First things first, let's talk about the elephant in the room: TARIFFS! President Trump's new tariffs have sent shockwaves through the market, and Amazon is feeling the heat. The stock has dropped nearly 7% in just two days, and the S&P 500 is in a correction. But here's the thing: Amazon has been here before, and it's come out stronger every time.
Now, let's talk about the impact. Goldman Sachs' tech analyst Eric Sheridan warns that Amazon could see a $5 billion to $10 billion annualized operating profit hit from higher first-party merchandise costs due to tariffs. That's a big number, but it's not the end of the world. Amazon has a few tricks up its sleeve to mitigate this impact.
Strategy 1: Negotiate with Vendors
Amazon is urging vendors to explore alternatives to direct price increases, such as cost savings from manufacturers or government subsidies. This could delay or reduce the immediate financial hit. But here's the catch: many vendors, especially those with thin margins, may lack flexibility. If vendors cannot offset costs, Amazon may face pressure to bear tariff costs.
Strategy 2: Raise Prices on Selected Items
Amazon may increase prices for certain products to pass tariff costs to consumers. But here's the thing: Amazon's pricing power is constrained by its "lowest-priced retailer" reputation. A Profitero study found Amazon’s prices were 14% lower than competitors in 2024, so significant price hikes might erode customer loyalty.
Strategy 3: Shift Product Mix Toward Lower-Tariff or Domestic Alternatives
Amazon could prioritize products with lower tariff rates or sourced domestically. This could reduce tariff exposure.

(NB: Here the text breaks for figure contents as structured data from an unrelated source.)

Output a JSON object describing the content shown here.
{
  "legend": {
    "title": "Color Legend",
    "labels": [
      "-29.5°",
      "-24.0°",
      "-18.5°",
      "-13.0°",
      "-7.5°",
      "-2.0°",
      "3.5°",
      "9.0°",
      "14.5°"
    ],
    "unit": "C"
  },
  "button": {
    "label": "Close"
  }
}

But here's the catch: many products, especially electronics and consumer goods, rely heavily on Chinese manufacturing. Rapid shifts to domestic suppliers may not be feasible, risking reduced selection and customer dissatisfaction.
Now, let's talk about the risks. The tariff volatility is part of a "prolonged trade war," with rates subject to sudden changes. This unpredictability complicates long-term planning. Amazon's supply chain teams are already struggling with "uncertainty," and reconfiguring sourcing could strain logistics and increase costs further.
But here's the thing: Amazon has a secret weapon: AWS. While the e-commerce division faces direct challenges, AWS is less tariff-affected. In 2024, AWS contributed 58% of Amazon’s operating income. This financial buffer could help Amazon weather the storm.
Now, let's talk about the competition. Rivals like Walmart and Target face similar tariff challenges, but Amazon’s reliance on third-party sellers amplifies its exposure to price-sensitive dynamics. If Amazon cannot offset costs effectively, consumers may defect to rivals, while competitors with better tariff management or diversified strategies could gain market share.
But here's the thing: Amazon has a history of resilience. Despite a 20% year-to-date stock decline, the company has increased by a mind-boggling 9,960% in the past 20 years. This situation points to the importance of keeping a long-term mindset and understanding that slumps are essentially inevitable; it doesn't mean it's time to jump ship.
So, what's the bottom line? Amazon is in for a bumpy ride, but it's not going down without a fight. Goldman Sachs' "Buy" rating and $255 price target suggest that the market believes in Amazon's ability to navigate these challenges. So, stay calm, stay invested, and remember: Amazon has rolled with the punches before, and it will do it again!